In the last section we used a real-time inference endpoint. Real-time endpoints are useful when we need predictions as part of a low-latency system. For example, we might want to provide a customer churn prediction while a call center agent is still talking to the customer on the phone. That way, we can provide help to the agent if the customer is at risk of churn, such as providing a sales incentive over the phone.

However, in other cases, we don't need predictions in real-time. With recommendation systems, for example, we might want to generate a very large number of predictions and store them in a NoSQL database for use later on. Or, we may want to generate a sales forecast for the next seven days. In these cases, the immediate context doesn't affect the prediction, and we can use a SageMaker batch transformation job to get a large number of predictions at once. Using a batch transformation is often more cost-effective than keeping a prediction endpoint on all the time.

Define the batch transform job

Download the template file for an endpoint. Make the following changes:

  • Line 4: Give the job a unique name
  • Line 6: Set the correct region
  • Line 7: Set the model name. You can find the actual model name in the SageMaker console under Models.
  • Lines 13 and 17: Set the bucket name

Running the job

Run:

kubectl apply -f tf-batch.yaml

Monitoring the job

You can check on job status by running:

kubectl get batchtransformjob

You can see more details about a specific job with:

kubectl describe batchtransformjob <JOBNAME>

Finally, you can see detailed job logs with:

kubectl smlogs batchtransformjob <JOBNAME>

Job results

Download the example notebook. In your notebook, click Upload and select this notebook. Click Upload again to complete the upload.

Now click the imported notebook to open it.
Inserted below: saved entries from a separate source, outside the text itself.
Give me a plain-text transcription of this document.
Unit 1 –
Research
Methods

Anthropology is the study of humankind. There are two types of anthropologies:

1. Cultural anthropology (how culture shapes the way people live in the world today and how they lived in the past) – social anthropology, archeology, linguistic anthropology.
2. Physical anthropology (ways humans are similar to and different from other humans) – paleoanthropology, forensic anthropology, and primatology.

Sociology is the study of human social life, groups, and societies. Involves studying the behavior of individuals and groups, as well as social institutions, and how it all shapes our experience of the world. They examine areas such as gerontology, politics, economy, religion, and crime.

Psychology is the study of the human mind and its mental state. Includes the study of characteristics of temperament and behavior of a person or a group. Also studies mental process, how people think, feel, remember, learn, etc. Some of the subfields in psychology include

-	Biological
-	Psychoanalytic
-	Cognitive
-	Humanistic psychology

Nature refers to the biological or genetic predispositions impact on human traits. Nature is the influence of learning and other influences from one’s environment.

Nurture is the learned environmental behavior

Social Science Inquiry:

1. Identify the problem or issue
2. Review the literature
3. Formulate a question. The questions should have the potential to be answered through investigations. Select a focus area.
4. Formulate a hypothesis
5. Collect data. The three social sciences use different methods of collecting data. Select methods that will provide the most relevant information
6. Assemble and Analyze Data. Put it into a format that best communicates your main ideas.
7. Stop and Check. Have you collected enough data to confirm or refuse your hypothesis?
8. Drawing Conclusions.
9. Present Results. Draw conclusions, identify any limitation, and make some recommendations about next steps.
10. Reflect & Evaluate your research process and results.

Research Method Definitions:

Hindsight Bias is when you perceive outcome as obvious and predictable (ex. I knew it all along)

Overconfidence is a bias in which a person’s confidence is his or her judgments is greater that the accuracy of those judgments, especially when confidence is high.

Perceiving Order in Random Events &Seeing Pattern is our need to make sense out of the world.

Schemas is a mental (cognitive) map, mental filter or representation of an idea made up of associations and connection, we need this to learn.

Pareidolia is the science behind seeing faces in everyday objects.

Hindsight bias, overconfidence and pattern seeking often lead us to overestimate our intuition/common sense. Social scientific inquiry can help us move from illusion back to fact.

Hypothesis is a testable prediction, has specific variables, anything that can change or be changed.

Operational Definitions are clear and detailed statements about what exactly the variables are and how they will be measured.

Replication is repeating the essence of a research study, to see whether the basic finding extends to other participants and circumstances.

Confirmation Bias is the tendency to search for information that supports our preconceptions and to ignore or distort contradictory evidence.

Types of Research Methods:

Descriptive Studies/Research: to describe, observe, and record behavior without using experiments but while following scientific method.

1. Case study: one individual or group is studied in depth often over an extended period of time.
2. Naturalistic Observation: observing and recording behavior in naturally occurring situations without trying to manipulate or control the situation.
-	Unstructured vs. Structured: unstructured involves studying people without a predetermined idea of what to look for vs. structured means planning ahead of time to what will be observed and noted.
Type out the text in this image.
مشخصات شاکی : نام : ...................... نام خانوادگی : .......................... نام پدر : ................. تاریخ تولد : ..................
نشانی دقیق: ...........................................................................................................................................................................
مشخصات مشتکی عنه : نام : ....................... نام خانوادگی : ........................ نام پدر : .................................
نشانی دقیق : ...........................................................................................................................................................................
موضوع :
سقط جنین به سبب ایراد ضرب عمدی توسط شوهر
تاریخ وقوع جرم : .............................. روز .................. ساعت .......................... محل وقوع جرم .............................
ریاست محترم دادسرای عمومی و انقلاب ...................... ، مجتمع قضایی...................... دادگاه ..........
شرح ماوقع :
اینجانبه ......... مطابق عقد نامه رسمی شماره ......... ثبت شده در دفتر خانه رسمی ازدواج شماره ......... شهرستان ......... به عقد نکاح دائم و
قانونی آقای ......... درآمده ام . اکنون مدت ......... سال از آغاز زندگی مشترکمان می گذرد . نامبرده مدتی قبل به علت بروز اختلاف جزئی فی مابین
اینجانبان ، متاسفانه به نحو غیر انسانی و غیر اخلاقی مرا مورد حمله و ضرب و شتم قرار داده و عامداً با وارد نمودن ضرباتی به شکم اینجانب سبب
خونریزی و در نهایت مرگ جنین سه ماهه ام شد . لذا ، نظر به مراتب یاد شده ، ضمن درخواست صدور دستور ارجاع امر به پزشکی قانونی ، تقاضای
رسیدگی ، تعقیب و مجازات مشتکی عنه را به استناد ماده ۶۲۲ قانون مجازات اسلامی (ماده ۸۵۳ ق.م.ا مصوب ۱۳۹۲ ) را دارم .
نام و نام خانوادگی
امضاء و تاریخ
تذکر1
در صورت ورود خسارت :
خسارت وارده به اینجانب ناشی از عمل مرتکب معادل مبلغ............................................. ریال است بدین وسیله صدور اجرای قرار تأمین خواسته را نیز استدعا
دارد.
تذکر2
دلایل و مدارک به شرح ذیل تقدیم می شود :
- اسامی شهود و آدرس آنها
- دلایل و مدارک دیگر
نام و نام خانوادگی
Read through and execute each cell in the notebook, making sure to edit the variables in the first code cell.

After you finish executing this notebook, you'll see metrics like precision and recall for our model. Note that the results are the same as when we got predictions from the real-time endpoint in the last chapter, but now we only had to make one call to SageMaker, rather than using the real-time endpoint.